Strain Effect on the Ultrafast Spin Switching of Cobalt-Doped Carbon Fullerenes

Endohedral fullerenes can realize robust and chemically protected spin systems, and are the promising candidates for molecular spintronics owing to their long magnetic relaxation times. In this paper, we take one- and two-magnetic-center Co-doped carbon fullerenes, specifically [Co₂@C₆₀]⁺ and Co₂@C₆₀, as examples to study their ultrafast, laser-induced, spin dynamics through ab initio calculations. In particular, the strain modulation on the spin-switching process is investigated in detail.
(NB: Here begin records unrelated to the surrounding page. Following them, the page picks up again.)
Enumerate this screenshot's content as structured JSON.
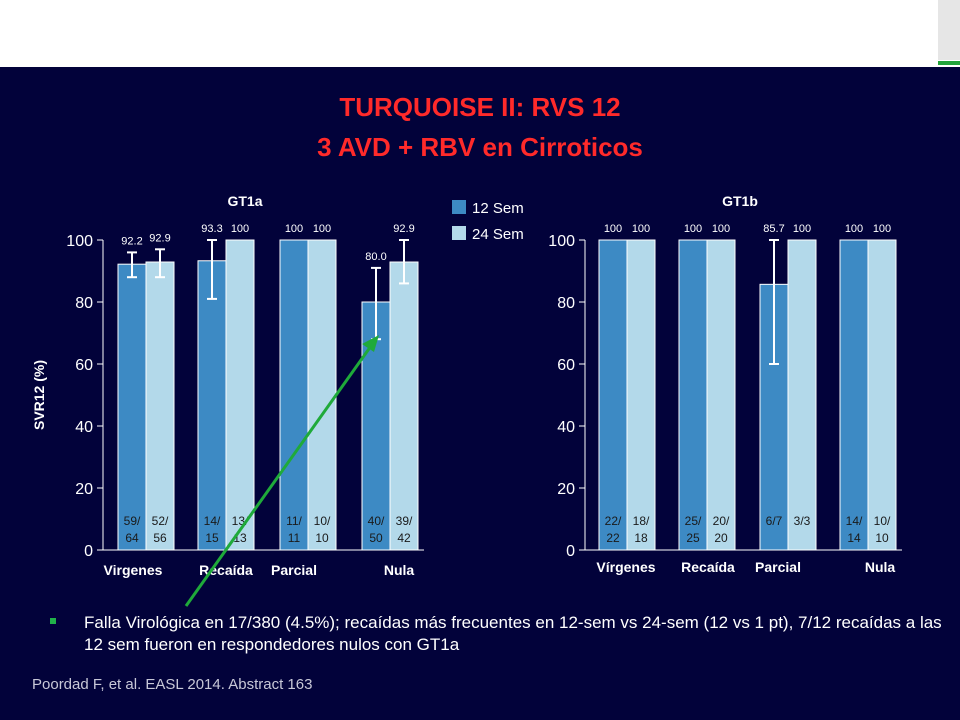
{
  "title_line1": "TURQUOISE II:  RVS 12",
  "title_line2": "3 AVD + RBV en Cirroticos",
  "bullet_text": "Falla Virológica en  17/380  (4.5%); recaídas más frecuentes en 12-sem vs 24-sem (12 vs 1 pt), 7/12 recaídas a las 12 sem fueron  en respondedores nulos con   GT1a",
  "reference": "Poordad F, et al. EASL 2014. Abstract 163",
  "colors": {
    "dark_bar": "#3d8ac4",
    "light_bar": "#b3d9ea",
    "background": "#02023a",
    "title": "#ff2a2a",
    "arrow": "#1faa3a"
  },
  "chart_data": {
    "type": "bar",
    "ylabel": "SVR12 (%)",
    "ylim": [
      0,
      100
    ],
    "yticks": [
      0,
      20,
      40,
      60,
      80,
      100
    ],
    "legend": [
      "12 Sem",
      "24 Sem"
    ],
    "panels": [
      {
        "title": "GT1a",
        "categories": [
          "Virgenes",
          "Recaída",
          "Parcial",
          "Nula"
        ],
        "series": [
          {
            "name": "12 Sem",
            "values": [
              92.2,
              93.3,
              100,
              80.0
            ],
            "labels": [
              "92.2",
              "93.3",
              "100",
              "80.0"
            ],
            "fractions": [
              "59/\n64",
              "14/\n15",
              "11/\n11",
              "40/\n50"
            ],
            "errors": [
              [
                88,
                96
              ],
              [
                81,
                100
              ],
              null,
              [
                68,
                91
              ]
            ]
          },
          {
            "name": "24 Sem",
            "values": [
              92.9,
              100,
              100,
              92.9
            ],
            "labels": [
              "92.9",
              "100",
              "100",
              "92.9"
            ],
            "fractions": [
              "52/\n56",
              "13/\n13",
              "10/\n10",
              "39/\n42"
            ],
            "errors": [
              [
                88,
                97
              ],
              null,
              null,
              [
                86,
                100
              ]
            ]
          }
        ]
      },
      {
        "title": "GT1b",
        "categories": [
          "Vírgenes",
          "Recaída",
          "Parcial",
          "Nula"
        ],
        "series": [
          {
            "name": "12 Sem",
            "values": [
              100,
              100,
              85.7,
              100
            ],
            "labels": [
              "100",
              "100",
              "85.7",
              "100"
            ],
            "fractions": [
              "22/\n22",
              "25/\n25",
              "6/7",
              "14/\n14"
            ],
            "errors": [
              null,
              null,
              [
                60,
                100
              ],
              null
            ]
          },
          {
            "name": "24 Sem",
            "values": [
              100,
              100,
              100,
              100
            ],
            "labels": [
              "100",
              "100",
              "100",
              "100"
            ],
            "fractions": [
              "18/\n18",
              "20/\n20",
              "3/3",
              "10/\n10"
            ],
            "errors": [
              null,
              null,
              null,
              null
            ]
          }
        ]
      }
    ]
  }
}
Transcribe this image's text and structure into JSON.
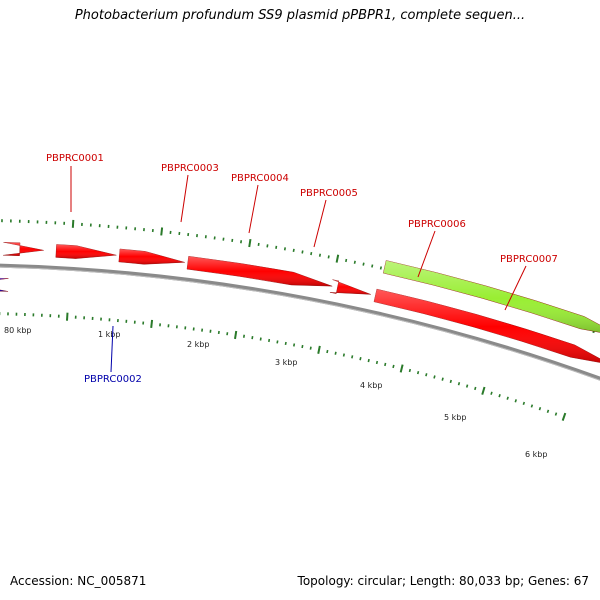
{
  "title": "Photobacterium profundum SS9 plasmid pPBPR1, complete sequen...",
  "accession": "Accession: NC_005871",
  "summary": "Topology: circular; Length: 80,033 bp; Genes: 67",
  "colors": {
    "backbone": "#8a8a8a",
    "forward_gene": "#ff0000",
    "reverse_gene": "#0000ff",
    "highlight_gene": "#99ee33",
    "tick": "#2a7a2a",
    "forward_label": "#cc0000",
    "reverse_label": "#0000aa"
  },
  "map": {
    "scale_labels": [
      "80 kbp",
      "1 kbp",
      "2 kbp",
      "3 kbp",
      "4 kbp",
      "5 kbp",
      "6 kbp"
    ],
    "genes": [
      {
        "name": "PBPRC0001",
        "strand": "forward",
        "label_shown": true
      },
      {
        "name": "PBPRC0002",
        "strand": "reverse",
        "label_shown": true
      },
      {
        "name": "PBPRC0003",
        "strand": "forward",
        "label_shown": true
      },
      {
        "name": "PBPRC0004",
        "strand": "forward",
        "label_shown": true
      },
      {
        "name": "PBPRC0005",
        "strand": "forward",
        "label_shown": true
      },
      {
        "name": "PBPRC0006",
        "strand": "forward",
        "label_shown": true
      },
      {
        "name": "PBPRC0007",
        "strand": "forward",
        "label_shown": true
      }
    ]
  }
}
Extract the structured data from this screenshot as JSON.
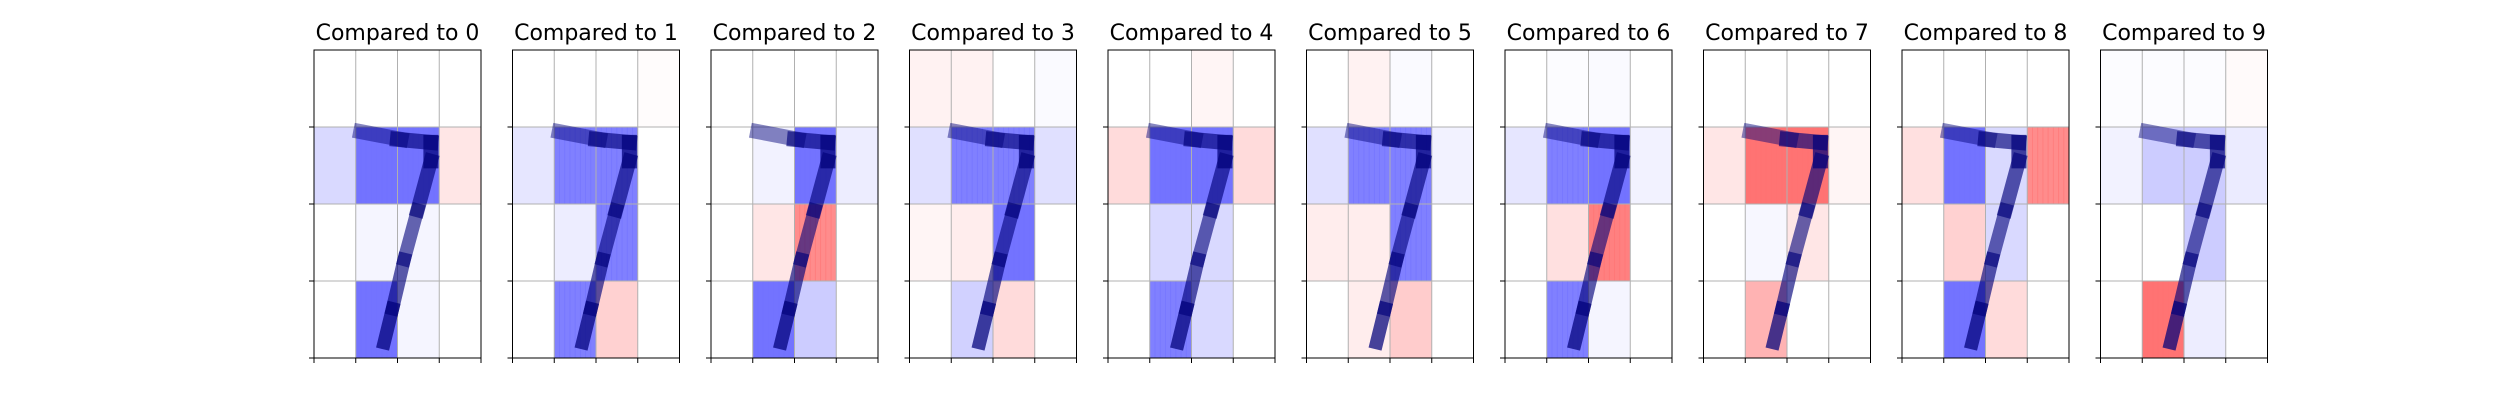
{
  "chart_data": {
    "type": "heatmap",
    "description_grid": "Each panel overlays a grayscale digit '7' on a 4x4 grid of relevance cells (blue = supports, red = opposes). Grid values range -1 (strong blue) to +1 (strong red).",
    "rows": 4,
    "cols": 4,
    "colors": {
      "positive": "#ff0000",
      "negative": "#0000ff",
      "neutral": "#ffffff",
      "gridline": "#b0b0b0",
      "digit": "#000000"
    },
    "panels": [
      {
        "title": "Compared to 0",
        "cells": [
          [
            0,
            0,
            0,
            0
          ],
          [
            -0.15,
            -0.55,
            -0.55,
            0.1
          ],
          [
            0,
            -0.04,
            -0.04,
            0
          ],
          [
            0,
            -0.55,
            -0.04,
            0
          ]
        ]
      },
      {
        "title": "Compared to 1",
        "cells": [
          [
            0,
            0,
            0,
            0.01
          ],
          [
            -0.1,
            -0.5,
            -0.5,
            0
          ],
          [
            0,
            -0.07,
            -0.5,
            0
          ],
          [
            0,
            -0.5,
            0.18,
            0
          ]
        ]
      },
      {
        "title": "Compared to 2",
        "cells": [
          [
            0,
            0,
            0,
            0
          ],
          [
            0,
            -0.05,
            -0.55,
            -0.07
          ],
          [
            0,
            0.1,
            0.45,
            0
          ],
          [
            0,
            -0.55,
            -0.2,
            0
          ]
        ]
      },
      {
        "title": "Compared to 3",
        "cells": [
          [
            0.05,
            0.05,
            0,
            -0.02
          ],
          [
            -0.12,
            -0.5,
            -0.5,
            -0.12
          ],
          [
            0.04,
            0.07,
            -0.55,
            0
          ],
          [
            0,
            -0.18,
            0.14,
            0
          ]
        ]
      },
      {
        "title": "Compared to 4",
        "cells": [
          [
            0,
            0,
            0.04,
            0
          ],
          [
            0.14,
            -0.55,
            -0.55,
            0.14
          ],
          [
            0,
            -0.15,
            -0.15,
            0
          ],
          [
            0,
            -0.5,
            -0.15,
            0
          ]
        ]
      },
      {
        "title": "Compared to 5",
        "cells": [
          [
            0,
            0.05,
            -0.02,
            0
          ],
          [
            -0.12,
            -0.5,
            -0.5,
            -0.05
          ],
          [
            0.07,
            0.07,
            -0.5,
            0
          ],
          [
            0,
            0.07,
            0.2,
            0
          ]
        ]
      },
      {
        "title": "Compared to 6",
        "cells": [
          [
            0,
            -0.01,
            -0.02,
            0
          ],
          [
            -0.1,
            -0.5,
            -0.55,
            -0.05
          ],
          [
            0,
            0.12,
            0.5,
            0
          ],
          [
            0,
            -0.5,
            -0.04,
            0
          ]
        ]
      },
      {
        "title": "Compared to 7",
        "cells": [
          [
            0,
            0,
            0,
            0
          ],
          [
            0.1,
            0.55,
            0.55,
            0.04
          ],
          [
            0,
            -0.03,
            0.1,
            0
          ],
          [
            0,
            0.3,
            0,
            0
          ]
        ]
      },
      {
        "title": "Compared to 8",
        "cells": [
          [
            0,
            0,
            0,
            0
          ],
          [
            0.12,
            -0.55,
            -0.15,
            0.45
          ],
          [
            0,
            0.18,
            -0.15,
            0
          ],
          [
            0,
            -0.55,
            0.14,
            0
          ]
        ]
      },
      {
        "title": "Compared to 9",
        "cells": [
          [
            -0.01,
            -0.01,
            -0.01,
            0.02
          ],
          [
            -0.05,
            -0.2,
            -0.2,
            -0.08
          ],
          [
            0,
            0,
            -0.2,
            0
          ],
          [
            0,
            0.55,
            -0.07,
            0
          ]
        ]
      }
    ],
    "digit": [
      [
        null,
        null,
        null,
        null,
        null,
        null,
        null,
        null,
        null,
        null,
        null,
        null,
        null,
        null,
        null,
        null,
        null,
        null,
        null,
        null,
        null,
        null,
        null,
        null,
        null,
        null,
        null,
        null
      ],
      "strokes"
    ],
    "grid": true,
    "xticks_labels": [],
    "yticks_labels": []
  }
}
It is shown that the local spin switching on the Co atom of the molecular ion [Co₂@C₆₀]⁺ and the simultaneous spin switching on both the Co atoms of the neutral system Co₂@C₆₀ can be accomplished via Λ processes on the subpicosecond time scale. It is interesting that the spin-switching process on the endohedral fullerene Co₂@C₆₀ can be speeded up when the system is subjected to an increasing tensile strain. It is demonstrated that the achieved various spin-switching scenarios result from the combination of the applied strain and the configuration of the system. The present results reveal the great potential of using magnetic endohedral fullerenes for active spin control and hence functionalization in the future spintronic devices.